In this Health Insight we summarise the key legal obligations for health practitioners relating to deceased patient privacy, and when (if ever) information about a patient can be disclosed after death. We also explore a case scenario which demonstrates the operation of the legal principles in day-to-day practice.

What are the legal requirements for disclosing patient information after death?

In Victoria, the Health Records Act 2001 (Vic) (the Act) creates the framework for protecting the privacy of individuals’ health information. It sets out the rights and obligations relating to the collection, use and disclosure of this information.

Section 95 of the Act addresses the circumstances involving an individual who has been deceased for 30 years or less, and states that the Act applies to such a person “…in the same way as it applies in relation to an individual who is not deceased.”[1] This means that all of the ordinary and well-known principles of patient privacy and confidentiality endure for a patient, even after their death.

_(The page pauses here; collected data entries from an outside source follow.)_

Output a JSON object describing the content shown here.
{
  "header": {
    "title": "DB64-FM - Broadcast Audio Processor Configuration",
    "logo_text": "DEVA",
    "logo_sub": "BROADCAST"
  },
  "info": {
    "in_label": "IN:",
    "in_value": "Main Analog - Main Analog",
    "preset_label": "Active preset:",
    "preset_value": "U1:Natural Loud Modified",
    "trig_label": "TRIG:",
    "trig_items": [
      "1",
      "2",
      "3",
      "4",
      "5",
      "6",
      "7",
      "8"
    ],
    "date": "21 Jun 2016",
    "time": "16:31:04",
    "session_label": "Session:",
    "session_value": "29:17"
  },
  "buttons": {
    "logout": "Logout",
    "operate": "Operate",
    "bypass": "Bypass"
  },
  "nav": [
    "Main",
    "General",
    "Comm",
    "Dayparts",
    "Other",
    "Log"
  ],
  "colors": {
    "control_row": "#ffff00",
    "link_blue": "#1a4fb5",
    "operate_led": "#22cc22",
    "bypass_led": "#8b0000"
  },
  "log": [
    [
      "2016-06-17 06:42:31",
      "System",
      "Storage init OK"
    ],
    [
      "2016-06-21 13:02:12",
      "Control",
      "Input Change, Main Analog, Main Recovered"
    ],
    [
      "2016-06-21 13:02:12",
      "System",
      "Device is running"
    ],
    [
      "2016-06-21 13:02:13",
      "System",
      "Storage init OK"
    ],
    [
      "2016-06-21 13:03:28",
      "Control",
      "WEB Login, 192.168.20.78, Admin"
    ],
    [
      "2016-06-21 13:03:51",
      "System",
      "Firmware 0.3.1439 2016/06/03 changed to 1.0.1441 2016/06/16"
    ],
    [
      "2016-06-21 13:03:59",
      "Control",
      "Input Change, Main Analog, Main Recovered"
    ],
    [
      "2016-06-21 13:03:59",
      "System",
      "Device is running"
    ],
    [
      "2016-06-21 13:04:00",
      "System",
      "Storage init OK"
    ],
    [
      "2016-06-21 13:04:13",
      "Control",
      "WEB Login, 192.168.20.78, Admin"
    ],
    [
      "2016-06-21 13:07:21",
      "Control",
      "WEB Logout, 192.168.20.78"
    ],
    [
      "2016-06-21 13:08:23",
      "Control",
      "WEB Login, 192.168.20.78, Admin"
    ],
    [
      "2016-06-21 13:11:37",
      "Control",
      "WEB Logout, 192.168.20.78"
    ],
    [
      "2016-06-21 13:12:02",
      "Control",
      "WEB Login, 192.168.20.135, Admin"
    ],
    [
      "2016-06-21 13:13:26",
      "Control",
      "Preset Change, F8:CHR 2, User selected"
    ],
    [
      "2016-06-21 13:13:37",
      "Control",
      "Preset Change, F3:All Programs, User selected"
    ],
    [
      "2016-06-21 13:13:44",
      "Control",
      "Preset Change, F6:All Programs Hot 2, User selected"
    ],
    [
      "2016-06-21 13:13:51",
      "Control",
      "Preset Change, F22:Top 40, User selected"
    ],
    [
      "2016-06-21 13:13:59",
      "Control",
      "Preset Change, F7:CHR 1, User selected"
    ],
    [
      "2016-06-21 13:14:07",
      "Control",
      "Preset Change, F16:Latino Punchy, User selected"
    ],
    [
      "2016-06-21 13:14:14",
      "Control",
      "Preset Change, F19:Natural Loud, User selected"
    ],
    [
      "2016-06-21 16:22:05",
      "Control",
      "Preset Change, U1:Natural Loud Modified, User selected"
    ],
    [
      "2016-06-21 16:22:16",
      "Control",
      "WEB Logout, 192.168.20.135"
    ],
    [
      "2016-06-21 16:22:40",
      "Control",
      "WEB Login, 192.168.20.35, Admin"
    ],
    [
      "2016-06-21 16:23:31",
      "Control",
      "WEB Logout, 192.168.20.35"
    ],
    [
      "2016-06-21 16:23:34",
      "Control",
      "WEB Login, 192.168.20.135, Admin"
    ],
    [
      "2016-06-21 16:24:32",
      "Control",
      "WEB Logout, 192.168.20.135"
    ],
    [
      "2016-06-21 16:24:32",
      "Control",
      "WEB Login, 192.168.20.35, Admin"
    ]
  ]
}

However, the general protection for a deceased individual’s privacy is qualified by section 95(2) of the Act which provides that a legal representative of the deceased person may exercise any right or power that the individual would have held under the Act, so far as the circumstances reasonably permit. This includes the patient’s right to request access to their health information. The term “legal representative” has a specific definition under the Act in relation to a deceased individual, and means a person:

(a) holding office as executor of the will of the deceased individual where probate of the will has been granted or resealed in Victoria or any other State or Territory; or

(b) holding office in Victoria or any other State or Territory as administrator of the estate of the deceased individual

The legal representative ought not provide consent under the Act (for example, to the release of health information), if the legal representative “knows or believes that the consent does not accord with the wishes expressed, and not changed or withdrawn, by the individual in his or her lifetime[2]” – any purported consent provided in these circumstances will be void.

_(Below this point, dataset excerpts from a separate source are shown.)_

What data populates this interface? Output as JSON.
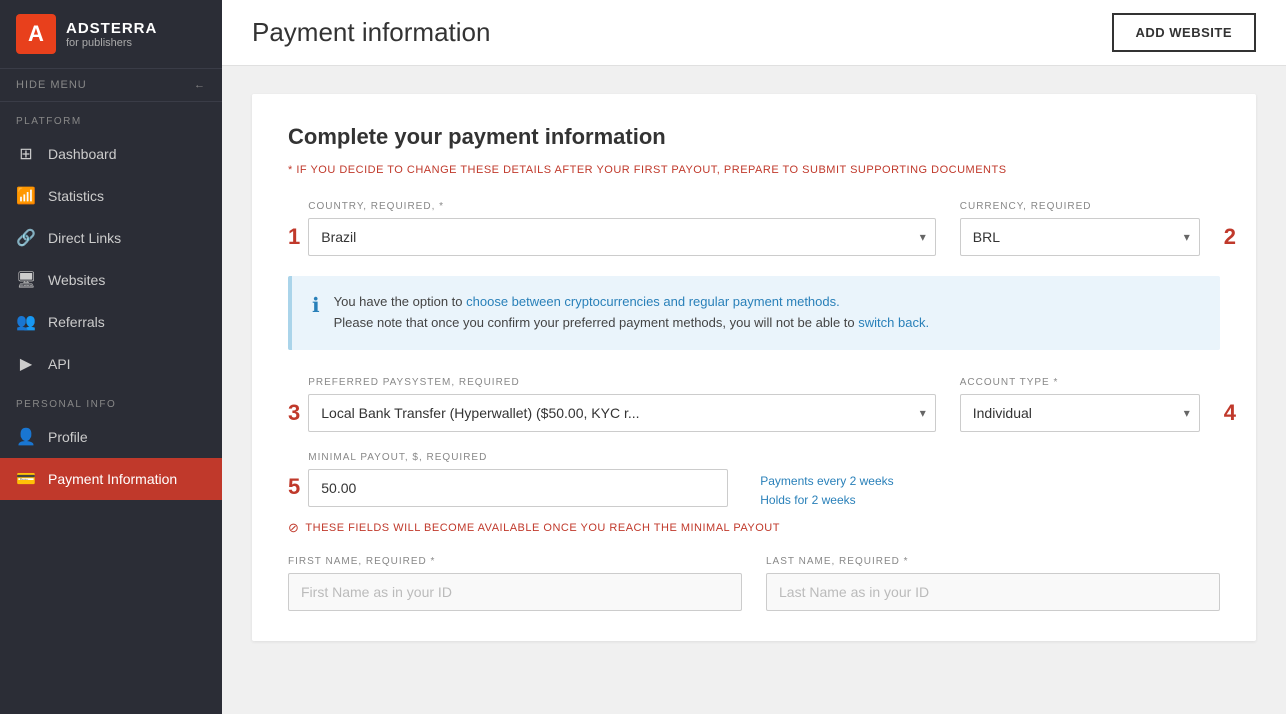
{
  "logo": {
    "letter": "A",
    "title": "ADSTERRA",
    "subtitle": "for publishers"
  },
  "sidebar": {
    "hide_menu_label": "HIDE MENU",
    "platform_label": "PLATFORM",
    "personal_info_label": "PERSONAL INFO",
    "items": [
      {
        "id": "dashboard",
        "label": "Dashboard",
        "icon": "⊞"
      },
      {
        "id": "statistics",
        "label": "Statistics",
        "icon": "📊"
      },
      {
        "id": "direct-links",
        "label": "Direct Links",
        "icon": "🔗"
      },
      {
        "id": "websites",
        "label": "Websites",
        "icon": "🖥"
      },
      {
        "id": "referrals",
        "label": "Referrals",
        "icon": "👥"
      },
      {
        "id": "api",
        "label": "API",
        "icon": "▶"
      }
    ],
    "personal_items": [
      {
        "id": "profile",
        "label": "Profile",
        "icon": "👤"
      },
      {
        "id": "payment-information",
        "label": "Payment Information",
        "icon": "💳",
        "active": true
      }
    ]
  },
  "topbar": {
    "title": "Payment information",
    "add_website_btn": "ADD WEBSITE"
  },
  "form": {
    "title": "Complete your payment information",
    "warning": "* IF YOU DECIDE TO CHANGE THESE DETAILS AFTER YOUR FIRST PAYOUT, PREPARE TO SUBMIT SUPPORTING DOCUMENTS",
    "country_label": "COUNTRY, REQUIRED, *",
    "country_value": "Brazil",
    "currency_label": "CURRENCY, REQUIRED",
    "currency_value": "BRL",
    "info_line1": "You have the option to choose between cryptocurrencies and regular payment methods.",
    "info_line2": "Please note that once you confirm your preferred payment methods, you will not be able to switch back.",
    "paysystem_label": "PREFERRED PAYSYSTEM, REQUIRED",
    "paysystem_value": "Local Bank Transfer (Hyperwallet) ($50.00, KYC r...",
    "account_type_label": "ACCOUNT TYPE *",
    "account_type_value": "Individual",
    "minimal_payout_label": "MINIMAL PAYOUT, $, REQUIRED",
    "minimal_payout_value": "50.00",
    "payments_hint1": "Payments every 2 weeks",
    "payments_hint2": "Holds for 2 weeks",
    "fields_notice": "THESE FIELDS WILL BECOME AVAILABLE ONCE YOU REACH THE MINIMAL PAYOUT",
    "first_name_label": "FIRST NAME, REQUIRED *",
    "first_name_placeholder": "First Name as in your ID",
    "last_name_label": "LAST NAME, REQUIRED *",
    "last_name_placeholder": "Last Name as in your ID",
    "step1": "1",
    "step2": "2",
    "step3": "3",
    "step4": "4",
    "step5": "5"
  }
}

[1] Health Records Act 2001 (Vic) section 95(1).

[2] Health Records Act 2001 (Vic) section 95(3).

Case scenario

The current patient of a psychiatrist unexpectedly commits suicide, and the patient’s family wish to discuss the patient and their recent treatment with the psychiatrist. Is this discussion (including the disclosure of the patient’s treatment history) permissible?

Under the Act, the psychiatrist cannot discuss the patient’s health information or treatment history with the family until one or more of the family members takes the role of the patient’s legal representative at law. This means that the person must hold office as executor of the will of the deceased patient where probate of the will has been granted or resealed, or as administrator of the estate. Until such time as a family member becomes the patient’s legal representative, the legal obligation on the psychiatrist to protect the confidentiality of the patient’s health information endures.

Once a person holds legal status as the deceased patient’s legal representative (according to the definition of “legal representative” under the Act), the rights that the deceased patient would have had to access their health records will then be conferred onto the legal representative.